Politik : Nicht schießen, helfen

Reinhard Mutz

Doch die wichtigere Frage lautet: in welche Bundeswehr?Reinhard Mutz

Unweit Prizren, ein entlegener Weiler. Auf ihrer nächtlichen Route wird die Bundeswehrpatrouille jäh gestoppt. Eine gestikulierende Familie bangt um die junge Frau, deren Wehen vorzeitig eingesetzt haben. Kein Arzt ist aufzutreiben, also wird das Kriegsgefährt zum Krankentransporter.

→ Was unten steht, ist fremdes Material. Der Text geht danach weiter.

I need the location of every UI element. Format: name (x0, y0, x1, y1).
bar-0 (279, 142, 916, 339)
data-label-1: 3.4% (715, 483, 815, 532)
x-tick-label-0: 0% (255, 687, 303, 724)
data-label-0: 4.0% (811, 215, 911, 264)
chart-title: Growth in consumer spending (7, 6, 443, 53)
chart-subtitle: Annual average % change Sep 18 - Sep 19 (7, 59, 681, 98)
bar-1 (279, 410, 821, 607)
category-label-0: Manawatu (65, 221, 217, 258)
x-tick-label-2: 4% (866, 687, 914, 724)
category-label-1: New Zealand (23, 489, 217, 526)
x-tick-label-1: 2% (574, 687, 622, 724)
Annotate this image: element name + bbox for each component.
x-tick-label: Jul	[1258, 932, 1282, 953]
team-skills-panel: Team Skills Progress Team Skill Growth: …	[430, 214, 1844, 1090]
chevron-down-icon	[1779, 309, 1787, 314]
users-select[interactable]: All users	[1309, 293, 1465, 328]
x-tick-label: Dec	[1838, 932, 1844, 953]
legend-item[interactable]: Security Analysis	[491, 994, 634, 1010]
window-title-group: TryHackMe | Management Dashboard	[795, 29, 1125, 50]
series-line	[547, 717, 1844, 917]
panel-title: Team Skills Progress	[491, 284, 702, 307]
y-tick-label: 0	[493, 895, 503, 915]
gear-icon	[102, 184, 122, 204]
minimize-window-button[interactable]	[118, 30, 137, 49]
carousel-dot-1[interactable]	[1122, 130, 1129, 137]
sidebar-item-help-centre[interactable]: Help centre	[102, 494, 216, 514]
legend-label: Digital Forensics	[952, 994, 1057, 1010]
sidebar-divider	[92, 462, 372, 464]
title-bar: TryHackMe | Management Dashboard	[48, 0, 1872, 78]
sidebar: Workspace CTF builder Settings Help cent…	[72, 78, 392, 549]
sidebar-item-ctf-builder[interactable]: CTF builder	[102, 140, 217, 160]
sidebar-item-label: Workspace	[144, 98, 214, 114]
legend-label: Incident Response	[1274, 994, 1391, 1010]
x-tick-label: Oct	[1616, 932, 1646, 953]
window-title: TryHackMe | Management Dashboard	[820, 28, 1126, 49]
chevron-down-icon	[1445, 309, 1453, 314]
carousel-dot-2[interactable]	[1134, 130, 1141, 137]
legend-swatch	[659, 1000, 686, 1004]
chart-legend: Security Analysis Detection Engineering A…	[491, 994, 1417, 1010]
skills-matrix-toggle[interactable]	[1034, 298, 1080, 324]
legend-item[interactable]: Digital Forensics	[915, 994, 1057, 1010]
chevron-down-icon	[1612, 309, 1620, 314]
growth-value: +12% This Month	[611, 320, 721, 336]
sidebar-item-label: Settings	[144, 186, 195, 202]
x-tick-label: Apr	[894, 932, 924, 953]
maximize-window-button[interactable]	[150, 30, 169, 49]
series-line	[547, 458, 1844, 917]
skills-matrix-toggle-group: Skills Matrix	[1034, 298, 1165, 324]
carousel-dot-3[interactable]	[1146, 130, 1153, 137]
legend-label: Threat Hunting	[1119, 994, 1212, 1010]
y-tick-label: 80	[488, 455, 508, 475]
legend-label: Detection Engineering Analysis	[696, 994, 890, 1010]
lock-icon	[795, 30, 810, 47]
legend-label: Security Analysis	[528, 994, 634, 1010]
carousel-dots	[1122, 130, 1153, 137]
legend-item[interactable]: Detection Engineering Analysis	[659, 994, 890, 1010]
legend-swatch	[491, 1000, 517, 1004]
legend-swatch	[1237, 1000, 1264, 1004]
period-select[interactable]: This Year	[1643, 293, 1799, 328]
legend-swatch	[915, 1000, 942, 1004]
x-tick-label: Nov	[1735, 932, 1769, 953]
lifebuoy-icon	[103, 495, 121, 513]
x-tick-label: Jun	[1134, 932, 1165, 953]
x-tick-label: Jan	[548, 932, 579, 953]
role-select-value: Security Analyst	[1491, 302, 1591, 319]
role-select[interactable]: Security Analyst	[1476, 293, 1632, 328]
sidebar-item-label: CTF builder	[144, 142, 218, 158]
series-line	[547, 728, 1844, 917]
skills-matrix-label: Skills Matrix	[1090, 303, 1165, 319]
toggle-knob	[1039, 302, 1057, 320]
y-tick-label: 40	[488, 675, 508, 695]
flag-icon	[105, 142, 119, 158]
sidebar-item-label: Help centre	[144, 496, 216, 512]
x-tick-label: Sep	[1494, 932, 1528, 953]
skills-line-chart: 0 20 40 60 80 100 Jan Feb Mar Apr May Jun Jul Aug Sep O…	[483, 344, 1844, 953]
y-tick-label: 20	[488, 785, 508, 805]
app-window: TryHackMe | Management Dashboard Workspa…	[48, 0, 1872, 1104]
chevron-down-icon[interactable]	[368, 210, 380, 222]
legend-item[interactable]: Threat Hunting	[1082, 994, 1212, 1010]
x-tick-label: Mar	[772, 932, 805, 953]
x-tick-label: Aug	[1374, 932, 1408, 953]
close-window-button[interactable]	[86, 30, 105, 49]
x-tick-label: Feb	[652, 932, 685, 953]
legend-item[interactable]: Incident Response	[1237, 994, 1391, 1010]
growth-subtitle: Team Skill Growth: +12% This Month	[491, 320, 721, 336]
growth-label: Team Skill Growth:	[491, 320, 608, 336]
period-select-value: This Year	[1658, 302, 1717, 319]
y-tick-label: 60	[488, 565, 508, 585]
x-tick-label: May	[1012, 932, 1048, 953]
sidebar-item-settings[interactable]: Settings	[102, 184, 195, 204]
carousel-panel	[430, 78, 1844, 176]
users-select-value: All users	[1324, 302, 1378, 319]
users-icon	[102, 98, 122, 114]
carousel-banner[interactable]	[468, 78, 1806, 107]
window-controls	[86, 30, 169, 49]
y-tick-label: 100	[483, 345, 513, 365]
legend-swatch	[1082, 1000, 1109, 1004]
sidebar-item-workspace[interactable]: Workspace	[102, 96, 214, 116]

Aber es ist schon zu spät. Nach kurzer Fahrt helfen die beiden Soldaten, Schweiß auf der Stirn, einem gesunden Baby ans Licht der Welt. Und da sollte eine Soldatin weniger überzeugend ihren Mann gestanden haben?

Was haben Frauen beim Militär zu suchen? Darüber lässt sich ausholend ideologisch debattieren. Oder auch schlicht pragmatisch, indem man fragt, worin genau der Job heute besteht. Gewiß gehören Hebammen-Dienste nicht zum Alltag der KFOR-Soldaten. Aber so völlig untypisch sind sie auch wieder nicht. In Somalia hat die Bundeswehr Brunnen gebohrt, in Bosnien Brücken gebaut, in Kosovo Dachstühle. Braucht es dazu Soldaten? Wohl kaum, nur war der eigentliche Auftrag ja stets ein anderer: Wo gestern noch Kriege tobten, sollte der fragile Frieden beschützt werden. Zwar ist der militärische Auftrag nicht hinfällig geworden, aber er verschwindet immer mehr hinter anderen Aufgaben. Vor allem in Kosovo. Dort herrscht kein Frieden, es herrscht Anarchie. Die KFOR-Soldaten haben alle Hände voll zu tun mit der Verfolgung von Brandstiftern, Plünderern und Taschendieben. Sie machen Verbrecher dingfest und unterhalten Gefängnisse. Sie tun es mit Engagement, aber bisher ohne durchgreifenden Erfolg.

Aufgaben für Frauen in der Bundeswehr? Mehr als genug! Die Friedenskonsolidierung nach Kriegen, die Leid und oft Hass zurückgelassen haben, erfordert neben soliden Kenntnissen und trainierbaren Fähigkeiten vor allem jene Eigenschaft, die Psychologen als soziale Kompetenz bezeichnen. Lässt sich ernsthaft behaupten, das eine Geschlecht sei damit üppiger versehen als das andere?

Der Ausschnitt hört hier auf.